I mentioned the insulation of RVs, even new ones, is terrible. Air is a terrible heat-transfer medium. To improve its effectiveness, we typically use fans to blow air over heat-transfer surfaces (such as the radiator in your car); to further degrade its effectiveness to transfer heat, we trap the air, and keep it from moving at all. That’s what insulation does. So insulation effectiveness increases with the thickness of air trapped in place, which is why R-30 insulation is significantly thicker than R-20 insulation that you’d find at the local Home Depot. More trapped air, less heat transfer. This all matters on RVs, because the walls of RVs are typically 2×2 studs, with 2″ of insulation in between the inner and outer skins. The outer later is typically either aluminum (excellent heat transfer medium) or fiberglass (good transfer medium), a tiny amount of usually fiberglass insulation, and then a 1/4″ sheet of wood. In other words, it’s not a good means of sealing out the heat or cold. You CAN replace the fiberglass with foam sheeting, which will help, but that requires gutting and re-walling the interior of your rig.

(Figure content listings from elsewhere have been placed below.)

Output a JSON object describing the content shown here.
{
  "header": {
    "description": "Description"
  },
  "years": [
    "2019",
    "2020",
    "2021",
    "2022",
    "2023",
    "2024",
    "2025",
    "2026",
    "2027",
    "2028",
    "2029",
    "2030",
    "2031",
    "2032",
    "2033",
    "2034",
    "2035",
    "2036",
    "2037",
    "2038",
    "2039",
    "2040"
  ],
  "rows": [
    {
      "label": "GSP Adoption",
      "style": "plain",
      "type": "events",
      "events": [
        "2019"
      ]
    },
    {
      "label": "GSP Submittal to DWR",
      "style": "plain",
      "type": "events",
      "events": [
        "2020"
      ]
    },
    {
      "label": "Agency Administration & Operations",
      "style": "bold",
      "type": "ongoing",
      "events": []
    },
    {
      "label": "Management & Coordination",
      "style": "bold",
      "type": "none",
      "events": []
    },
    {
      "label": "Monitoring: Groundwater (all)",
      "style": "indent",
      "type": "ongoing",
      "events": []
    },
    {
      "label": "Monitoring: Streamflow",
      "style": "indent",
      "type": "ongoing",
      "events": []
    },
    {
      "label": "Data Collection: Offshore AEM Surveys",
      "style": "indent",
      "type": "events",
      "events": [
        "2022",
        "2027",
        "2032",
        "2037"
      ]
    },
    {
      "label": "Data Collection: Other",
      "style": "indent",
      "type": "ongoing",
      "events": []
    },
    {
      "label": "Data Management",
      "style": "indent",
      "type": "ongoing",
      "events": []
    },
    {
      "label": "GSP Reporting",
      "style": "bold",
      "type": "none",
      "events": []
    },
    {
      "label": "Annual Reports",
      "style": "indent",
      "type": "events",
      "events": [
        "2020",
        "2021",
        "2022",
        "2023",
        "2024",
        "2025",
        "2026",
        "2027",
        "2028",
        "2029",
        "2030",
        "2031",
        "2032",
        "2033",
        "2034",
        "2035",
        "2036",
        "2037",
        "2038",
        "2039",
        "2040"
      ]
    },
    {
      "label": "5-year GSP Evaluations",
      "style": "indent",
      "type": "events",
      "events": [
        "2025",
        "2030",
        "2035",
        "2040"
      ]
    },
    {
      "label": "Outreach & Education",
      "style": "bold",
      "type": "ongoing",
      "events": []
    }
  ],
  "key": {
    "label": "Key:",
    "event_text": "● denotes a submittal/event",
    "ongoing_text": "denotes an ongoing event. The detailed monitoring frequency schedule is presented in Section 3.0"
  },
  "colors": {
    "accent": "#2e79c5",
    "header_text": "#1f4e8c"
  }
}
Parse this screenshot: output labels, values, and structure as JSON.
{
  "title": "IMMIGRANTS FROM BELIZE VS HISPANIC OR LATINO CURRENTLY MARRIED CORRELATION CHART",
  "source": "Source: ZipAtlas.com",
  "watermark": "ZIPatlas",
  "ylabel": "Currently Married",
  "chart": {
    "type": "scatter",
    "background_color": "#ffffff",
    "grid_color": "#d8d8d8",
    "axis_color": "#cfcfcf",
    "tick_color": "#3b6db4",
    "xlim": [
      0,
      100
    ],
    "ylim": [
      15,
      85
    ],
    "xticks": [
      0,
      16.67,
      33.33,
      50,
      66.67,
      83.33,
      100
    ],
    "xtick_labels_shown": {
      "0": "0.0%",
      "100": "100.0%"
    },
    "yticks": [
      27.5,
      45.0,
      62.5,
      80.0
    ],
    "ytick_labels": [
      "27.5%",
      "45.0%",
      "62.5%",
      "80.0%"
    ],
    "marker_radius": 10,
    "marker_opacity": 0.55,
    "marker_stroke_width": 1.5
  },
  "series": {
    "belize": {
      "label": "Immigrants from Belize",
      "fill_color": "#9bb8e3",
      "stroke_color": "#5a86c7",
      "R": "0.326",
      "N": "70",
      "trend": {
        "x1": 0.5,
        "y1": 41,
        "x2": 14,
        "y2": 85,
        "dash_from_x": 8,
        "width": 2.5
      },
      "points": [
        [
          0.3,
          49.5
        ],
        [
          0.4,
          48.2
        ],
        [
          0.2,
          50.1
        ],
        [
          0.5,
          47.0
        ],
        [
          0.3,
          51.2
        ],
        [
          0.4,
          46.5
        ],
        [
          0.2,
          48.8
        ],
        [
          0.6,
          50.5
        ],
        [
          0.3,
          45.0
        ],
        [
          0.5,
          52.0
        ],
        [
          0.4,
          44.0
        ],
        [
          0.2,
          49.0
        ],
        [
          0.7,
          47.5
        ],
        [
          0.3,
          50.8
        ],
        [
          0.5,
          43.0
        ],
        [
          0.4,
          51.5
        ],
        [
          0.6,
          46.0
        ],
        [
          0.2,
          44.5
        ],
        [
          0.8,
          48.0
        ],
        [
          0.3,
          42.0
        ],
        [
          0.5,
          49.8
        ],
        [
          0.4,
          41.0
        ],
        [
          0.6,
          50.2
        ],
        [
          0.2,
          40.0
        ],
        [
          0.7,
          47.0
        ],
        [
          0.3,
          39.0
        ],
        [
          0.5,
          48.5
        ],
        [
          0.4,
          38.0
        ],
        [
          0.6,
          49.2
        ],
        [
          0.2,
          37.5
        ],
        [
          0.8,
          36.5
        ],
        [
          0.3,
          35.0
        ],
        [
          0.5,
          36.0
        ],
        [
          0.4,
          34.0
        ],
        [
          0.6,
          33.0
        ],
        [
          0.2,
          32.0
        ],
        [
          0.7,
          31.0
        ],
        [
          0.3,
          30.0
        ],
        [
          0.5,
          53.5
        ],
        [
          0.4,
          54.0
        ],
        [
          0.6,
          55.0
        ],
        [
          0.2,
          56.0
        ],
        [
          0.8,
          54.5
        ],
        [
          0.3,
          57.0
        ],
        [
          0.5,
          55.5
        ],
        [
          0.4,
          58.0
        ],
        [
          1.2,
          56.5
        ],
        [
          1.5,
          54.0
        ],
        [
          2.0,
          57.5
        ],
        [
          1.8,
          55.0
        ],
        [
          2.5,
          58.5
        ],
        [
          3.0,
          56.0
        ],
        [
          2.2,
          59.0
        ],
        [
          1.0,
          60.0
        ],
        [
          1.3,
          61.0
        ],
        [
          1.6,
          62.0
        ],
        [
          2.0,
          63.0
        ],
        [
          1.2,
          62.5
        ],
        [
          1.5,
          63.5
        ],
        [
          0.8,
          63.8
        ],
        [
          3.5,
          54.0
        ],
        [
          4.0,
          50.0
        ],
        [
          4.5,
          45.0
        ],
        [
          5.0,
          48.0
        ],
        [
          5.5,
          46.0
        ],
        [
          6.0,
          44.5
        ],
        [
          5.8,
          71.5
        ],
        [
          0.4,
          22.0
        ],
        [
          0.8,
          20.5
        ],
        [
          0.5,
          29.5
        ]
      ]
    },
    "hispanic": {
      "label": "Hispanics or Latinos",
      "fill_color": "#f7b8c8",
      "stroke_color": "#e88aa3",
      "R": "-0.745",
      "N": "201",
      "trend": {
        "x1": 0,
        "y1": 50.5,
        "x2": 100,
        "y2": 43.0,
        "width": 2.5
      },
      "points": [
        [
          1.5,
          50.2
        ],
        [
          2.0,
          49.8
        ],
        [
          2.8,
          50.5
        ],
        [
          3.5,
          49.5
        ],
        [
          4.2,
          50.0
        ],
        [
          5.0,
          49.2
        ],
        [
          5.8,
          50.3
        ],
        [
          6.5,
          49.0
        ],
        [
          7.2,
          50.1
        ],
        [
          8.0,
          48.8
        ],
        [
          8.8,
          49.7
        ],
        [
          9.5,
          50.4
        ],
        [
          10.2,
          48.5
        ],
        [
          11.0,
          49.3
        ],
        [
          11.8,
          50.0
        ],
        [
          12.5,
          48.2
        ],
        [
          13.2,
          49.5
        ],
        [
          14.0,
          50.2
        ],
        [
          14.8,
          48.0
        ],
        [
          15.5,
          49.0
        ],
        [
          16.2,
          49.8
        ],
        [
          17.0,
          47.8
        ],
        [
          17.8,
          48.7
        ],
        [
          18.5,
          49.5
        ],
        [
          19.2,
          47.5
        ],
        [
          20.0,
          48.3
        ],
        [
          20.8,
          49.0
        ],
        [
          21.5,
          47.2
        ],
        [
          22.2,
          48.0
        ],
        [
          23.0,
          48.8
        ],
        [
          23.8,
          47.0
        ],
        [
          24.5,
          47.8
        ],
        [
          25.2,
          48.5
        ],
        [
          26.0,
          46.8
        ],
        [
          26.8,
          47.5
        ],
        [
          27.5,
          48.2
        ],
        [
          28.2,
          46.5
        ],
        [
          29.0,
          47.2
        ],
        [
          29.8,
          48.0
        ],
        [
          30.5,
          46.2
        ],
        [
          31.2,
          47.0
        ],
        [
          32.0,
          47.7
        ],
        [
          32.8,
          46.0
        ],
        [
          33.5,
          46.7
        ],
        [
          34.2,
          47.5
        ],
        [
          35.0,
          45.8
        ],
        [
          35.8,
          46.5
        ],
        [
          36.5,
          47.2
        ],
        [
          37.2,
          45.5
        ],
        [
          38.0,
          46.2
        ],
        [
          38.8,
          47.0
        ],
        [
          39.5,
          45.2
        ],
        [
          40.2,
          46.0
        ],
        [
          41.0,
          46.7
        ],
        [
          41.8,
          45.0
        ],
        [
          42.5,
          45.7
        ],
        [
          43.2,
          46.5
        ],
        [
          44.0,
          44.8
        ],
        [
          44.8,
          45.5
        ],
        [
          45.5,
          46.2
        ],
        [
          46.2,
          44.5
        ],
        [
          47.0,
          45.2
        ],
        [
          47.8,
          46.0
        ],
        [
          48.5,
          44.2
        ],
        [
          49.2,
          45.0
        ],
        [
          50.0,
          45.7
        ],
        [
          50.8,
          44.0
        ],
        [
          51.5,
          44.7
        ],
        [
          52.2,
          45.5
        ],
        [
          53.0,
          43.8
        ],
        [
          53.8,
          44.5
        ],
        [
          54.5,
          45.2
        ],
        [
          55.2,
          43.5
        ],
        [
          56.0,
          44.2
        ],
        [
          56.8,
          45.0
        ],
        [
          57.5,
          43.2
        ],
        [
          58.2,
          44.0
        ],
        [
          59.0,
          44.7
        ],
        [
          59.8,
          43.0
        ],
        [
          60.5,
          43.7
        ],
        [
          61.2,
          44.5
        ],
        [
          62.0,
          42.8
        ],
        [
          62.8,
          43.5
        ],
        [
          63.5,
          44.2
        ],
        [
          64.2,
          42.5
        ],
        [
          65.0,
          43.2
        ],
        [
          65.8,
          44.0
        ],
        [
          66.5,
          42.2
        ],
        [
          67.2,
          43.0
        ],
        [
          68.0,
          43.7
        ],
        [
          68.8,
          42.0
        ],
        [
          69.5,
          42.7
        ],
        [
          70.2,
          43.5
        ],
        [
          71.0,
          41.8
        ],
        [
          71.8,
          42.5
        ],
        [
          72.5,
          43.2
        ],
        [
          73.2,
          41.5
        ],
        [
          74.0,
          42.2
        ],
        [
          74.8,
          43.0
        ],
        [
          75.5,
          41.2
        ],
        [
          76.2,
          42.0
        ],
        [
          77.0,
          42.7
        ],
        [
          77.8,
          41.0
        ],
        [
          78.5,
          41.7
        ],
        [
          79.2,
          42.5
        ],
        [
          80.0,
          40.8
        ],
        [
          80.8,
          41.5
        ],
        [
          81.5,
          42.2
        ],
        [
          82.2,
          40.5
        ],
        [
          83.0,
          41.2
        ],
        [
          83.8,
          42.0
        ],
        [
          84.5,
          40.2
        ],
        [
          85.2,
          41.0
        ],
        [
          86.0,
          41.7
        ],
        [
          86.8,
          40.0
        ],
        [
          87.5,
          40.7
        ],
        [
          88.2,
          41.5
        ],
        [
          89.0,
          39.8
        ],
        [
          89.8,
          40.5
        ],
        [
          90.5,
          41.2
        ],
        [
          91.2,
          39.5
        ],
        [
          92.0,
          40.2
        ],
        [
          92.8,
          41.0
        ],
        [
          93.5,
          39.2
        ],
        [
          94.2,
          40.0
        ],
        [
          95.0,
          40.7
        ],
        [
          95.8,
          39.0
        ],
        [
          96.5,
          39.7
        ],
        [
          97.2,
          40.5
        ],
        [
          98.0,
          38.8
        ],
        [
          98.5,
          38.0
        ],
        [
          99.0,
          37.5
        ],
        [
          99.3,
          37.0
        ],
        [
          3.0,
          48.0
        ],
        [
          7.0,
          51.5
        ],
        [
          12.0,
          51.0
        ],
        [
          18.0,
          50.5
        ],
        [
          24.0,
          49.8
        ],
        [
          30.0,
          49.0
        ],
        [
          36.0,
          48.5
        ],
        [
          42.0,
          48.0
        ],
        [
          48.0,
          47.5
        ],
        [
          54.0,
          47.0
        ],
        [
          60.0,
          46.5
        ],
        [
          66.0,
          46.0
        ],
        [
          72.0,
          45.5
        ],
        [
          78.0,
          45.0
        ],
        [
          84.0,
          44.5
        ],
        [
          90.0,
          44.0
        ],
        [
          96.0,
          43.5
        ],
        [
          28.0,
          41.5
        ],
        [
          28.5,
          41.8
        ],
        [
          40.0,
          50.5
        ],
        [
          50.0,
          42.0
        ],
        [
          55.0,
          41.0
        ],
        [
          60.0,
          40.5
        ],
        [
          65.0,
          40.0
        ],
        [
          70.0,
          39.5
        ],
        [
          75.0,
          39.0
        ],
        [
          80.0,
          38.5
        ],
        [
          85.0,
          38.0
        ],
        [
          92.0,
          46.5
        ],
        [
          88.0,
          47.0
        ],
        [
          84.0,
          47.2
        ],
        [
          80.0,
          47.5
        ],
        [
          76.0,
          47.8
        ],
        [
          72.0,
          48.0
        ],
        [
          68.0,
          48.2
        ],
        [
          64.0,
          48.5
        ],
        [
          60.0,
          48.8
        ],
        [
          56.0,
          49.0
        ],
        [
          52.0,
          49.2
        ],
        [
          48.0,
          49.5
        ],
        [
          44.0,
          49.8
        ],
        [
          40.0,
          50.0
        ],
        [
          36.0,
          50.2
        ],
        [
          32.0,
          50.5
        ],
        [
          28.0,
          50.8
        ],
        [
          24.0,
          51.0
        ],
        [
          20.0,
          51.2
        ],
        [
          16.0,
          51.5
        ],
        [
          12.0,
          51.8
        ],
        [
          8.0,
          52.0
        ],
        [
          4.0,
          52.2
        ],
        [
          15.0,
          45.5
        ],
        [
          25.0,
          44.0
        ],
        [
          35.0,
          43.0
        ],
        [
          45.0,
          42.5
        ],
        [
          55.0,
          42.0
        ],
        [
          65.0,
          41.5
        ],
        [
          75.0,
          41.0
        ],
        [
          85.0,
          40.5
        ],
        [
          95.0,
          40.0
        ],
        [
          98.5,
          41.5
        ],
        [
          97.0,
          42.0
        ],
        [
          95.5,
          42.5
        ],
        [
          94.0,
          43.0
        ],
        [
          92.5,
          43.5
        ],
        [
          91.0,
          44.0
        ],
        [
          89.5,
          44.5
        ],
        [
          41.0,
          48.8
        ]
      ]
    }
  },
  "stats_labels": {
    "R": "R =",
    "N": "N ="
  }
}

Short of that measure, you’re limited to using your internal (propane) heating system, which will quickly consume your on-board store of propane, or you have to find another means of heating your rig. In our case we decided to use two ceramic heaters, narrow models that stand 2 feet tall and draw 1500 watts at maximum load. With 400 amp-hours (assuming 80% depletion) at 12.5V, that means we could run one heater for 3 hours 20 minutes before the batteries are done. And one cold nights, that one heater will be running all night, pretty much nonstop, to keep the RV >65F. Such a solution is easily possible when using external “shore” power, but without it…? Hmmm. Clearly something needs to be done, but I’ve not yet determined a feasible solution for a SHTF situation. Short-term the obvious answer is more blankets, right? But that takes more storage space, which is already in short supply, another compromise solution which clearly isn’t the best. Better would be to insulate the RV better, but that would be seriously labor intensive and not guarantee sufficient results.